悪女の代役ステラの逃走。〜逃げたいのに逃げられない!〜




彼女を見失ってしまったのはここルーワの森だ。
つい先ほどまで、彼女の存在を確認できていたはずだが、突然彼女は僕たちの目の前から姿を消した。
あまりにも綺麗さっぱり彼女の存在が消えてしまったので、様々な修羅場をくぐってきた騎士たちでさえも、この状況に困惑していた。

ここはリタが懇意していた魔法使いキースのいる森だ。
おそらくあの魔法使いが魔法を使い、僕たちの前からリタの姿を消したのだろう。そうでなければ、ここまで綺麗に全てを消すことは不可能だ。

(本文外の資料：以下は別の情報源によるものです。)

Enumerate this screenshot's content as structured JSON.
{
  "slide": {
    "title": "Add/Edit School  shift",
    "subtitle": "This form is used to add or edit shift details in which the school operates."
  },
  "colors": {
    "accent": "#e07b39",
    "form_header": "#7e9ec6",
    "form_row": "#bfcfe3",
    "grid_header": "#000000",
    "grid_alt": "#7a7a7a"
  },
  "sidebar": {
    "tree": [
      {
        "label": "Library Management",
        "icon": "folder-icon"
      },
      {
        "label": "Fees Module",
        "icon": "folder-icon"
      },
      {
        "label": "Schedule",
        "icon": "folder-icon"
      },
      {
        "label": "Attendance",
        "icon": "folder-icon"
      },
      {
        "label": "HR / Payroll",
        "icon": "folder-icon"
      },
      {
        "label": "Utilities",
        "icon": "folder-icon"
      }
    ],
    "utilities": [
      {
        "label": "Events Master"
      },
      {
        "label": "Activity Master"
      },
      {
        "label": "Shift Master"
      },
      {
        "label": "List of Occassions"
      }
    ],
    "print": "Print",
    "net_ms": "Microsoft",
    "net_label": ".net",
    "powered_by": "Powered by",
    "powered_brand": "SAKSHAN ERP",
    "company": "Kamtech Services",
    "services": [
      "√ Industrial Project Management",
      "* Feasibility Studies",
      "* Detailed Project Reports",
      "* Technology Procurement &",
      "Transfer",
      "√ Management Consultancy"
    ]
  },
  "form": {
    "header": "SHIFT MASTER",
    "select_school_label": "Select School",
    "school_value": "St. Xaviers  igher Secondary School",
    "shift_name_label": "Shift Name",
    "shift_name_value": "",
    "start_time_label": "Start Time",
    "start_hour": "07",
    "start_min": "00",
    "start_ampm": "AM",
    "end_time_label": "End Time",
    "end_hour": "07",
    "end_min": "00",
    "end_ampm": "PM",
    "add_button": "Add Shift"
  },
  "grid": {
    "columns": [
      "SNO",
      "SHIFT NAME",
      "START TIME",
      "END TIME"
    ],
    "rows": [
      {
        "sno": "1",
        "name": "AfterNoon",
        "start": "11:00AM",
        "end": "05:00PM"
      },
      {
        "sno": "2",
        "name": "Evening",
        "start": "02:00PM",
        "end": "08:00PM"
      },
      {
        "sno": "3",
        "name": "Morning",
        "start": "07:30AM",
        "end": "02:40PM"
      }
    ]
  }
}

やはり彼女がリタであり、魔法使いと何か関係があることは間違いない。

また僕が彼女をリタだと確信できた理由は他にもあった。
それはあの身のこなしだ。
最上階である4階から難なく下へと降り、さらには帝国騎士団の鍛え抜かれた騎士たちを翻弄したあの脚力に先を考え判断し、ルートを選ぶ頭。
その全てが普通ではなかった、剣術を磨き、模擬戦で活躍していたリタによく似ていた。



「ロイ様」



本物のリタのことを考えていると、後ろから今度はピエールが声をかけてくる。



「情報の共有に参りました。現在、森全域を捜索中ですが、最後にあの女性を見かけた数メートル先で魔法の痕跡が見つかったとのことです」

「そう…。それならもうお手上げだね」



真剣な表情で報告するピエールに僕は肩を落とす。
魔法を使われては今の僕たちに彼女を探す術はない。
仮に宮殿所属の魔法使いを連れて来たとしても、帝国一の魔法使いの魔法を打ち破るのは難しいだろう。